Monroe Moore and his husband, Lupe Perez, have a long history together -- they met 24 years ago. But they're hardly traditional. Their Asheville, N.C., household is a true modern family.

Moore said that within the first month of meeting, they knew they wanted to have a family together. "We both come from six," said Moore, "so family is inside of us."

Moore and Perez, who were married in Vermont last year, still remember how excited and nervous they were when they adopted their first child in 2001:

"In walks this lady with this little bundle with a shock of black hair sticking out of it," said Perez, "and all of the waiting and all of the jumping melted away. And there was Maria, our oldest."

Two more children, Beatrice and Oliver, have joined the family, too.

Even in a home where there's no conventional mother, there IS a mom who plays a big role; 92-year-old Ellinor Moore loves to visit her son Monroe's family.

And what does she think of her grandchildren? "I think they got the cream of the crop," she told Braver.

"There was a time when two men might not have been able to adopt children and raise them in a family," said Braver.

"When I was a child, there wasn't even a word for it," said Ellinor. "But it doesn't alter the fact that when two people love each other enough to spend their entire lives together, then I don't see that that makes a great deal of difference."

We are family: Oliver, Lupe, Beatrice, Monroe and Maria, in Asheville, N.C. Family Photo

Much of America still doesn't accept same-sex marriage. It's legal in 17 states and Washington, D.C., and Friday's court ruling in Arkansas could clear the way for same-sex marriage there.

But, recall, even interracial couples on TV can draw a negative response.

Are there two Americas these days? "There are certainly still two camps out there," said Cherlin -- those who accept the changes and those who don't.

"I cannot expect everybody to just change on a dime, it takes time," said Monroe Moore. "It takes people stepping forward and saying, 'We are no different than anybody else. This is our family. This is what we envision our family to be.'

"And we aren't two Americas; we're one America, going through a rebirth of who we can be for the future."

But whatever the future holds, certain basics seem here to stay.
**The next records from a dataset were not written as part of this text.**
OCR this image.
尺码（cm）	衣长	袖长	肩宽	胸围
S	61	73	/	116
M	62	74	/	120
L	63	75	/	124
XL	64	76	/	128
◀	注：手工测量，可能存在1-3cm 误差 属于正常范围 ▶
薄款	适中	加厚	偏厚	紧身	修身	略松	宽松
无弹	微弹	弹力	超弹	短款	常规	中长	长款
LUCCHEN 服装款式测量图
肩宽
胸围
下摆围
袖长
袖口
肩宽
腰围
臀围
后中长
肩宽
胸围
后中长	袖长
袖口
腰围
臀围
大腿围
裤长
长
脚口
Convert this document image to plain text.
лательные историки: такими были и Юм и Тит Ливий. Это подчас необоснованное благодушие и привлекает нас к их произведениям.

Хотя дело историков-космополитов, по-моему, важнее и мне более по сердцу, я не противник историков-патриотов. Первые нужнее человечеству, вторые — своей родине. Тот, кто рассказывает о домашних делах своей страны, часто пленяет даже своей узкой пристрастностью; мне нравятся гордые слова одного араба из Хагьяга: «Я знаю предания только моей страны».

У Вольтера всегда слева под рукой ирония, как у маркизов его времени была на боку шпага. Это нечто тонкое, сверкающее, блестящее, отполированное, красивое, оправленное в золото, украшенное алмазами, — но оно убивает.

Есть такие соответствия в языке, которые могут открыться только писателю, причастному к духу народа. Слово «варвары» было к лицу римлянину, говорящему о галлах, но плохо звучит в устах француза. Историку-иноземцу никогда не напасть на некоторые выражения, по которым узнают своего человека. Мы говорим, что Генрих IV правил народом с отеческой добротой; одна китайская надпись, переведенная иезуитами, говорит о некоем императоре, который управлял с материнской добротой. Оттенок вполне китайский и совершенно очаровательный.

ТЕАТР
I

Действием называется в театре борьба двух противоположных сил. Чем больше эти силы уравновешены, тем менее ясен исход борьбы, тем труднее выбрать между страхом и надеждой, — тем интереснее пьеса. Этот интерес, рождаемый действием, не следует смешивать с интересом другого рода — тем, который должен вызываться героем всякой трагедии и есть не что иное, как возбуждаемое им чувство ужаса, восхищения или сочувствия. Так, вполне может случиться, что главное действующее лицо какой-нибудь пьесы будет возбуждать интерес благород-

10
Mark Addicks, of General Mills, said, "What has stayed the same are the traditional values and desires to bring a family together, to nurture kids, to make them develop and be everything they can be. That has not changed."

And on this Mothers' Day, moms still play a central role in doing just that.

"What does it mean to be a good mother?" asked Braver.

"Oh, my goodness -- I guess just love them, no matter what," said Ellinor Moore.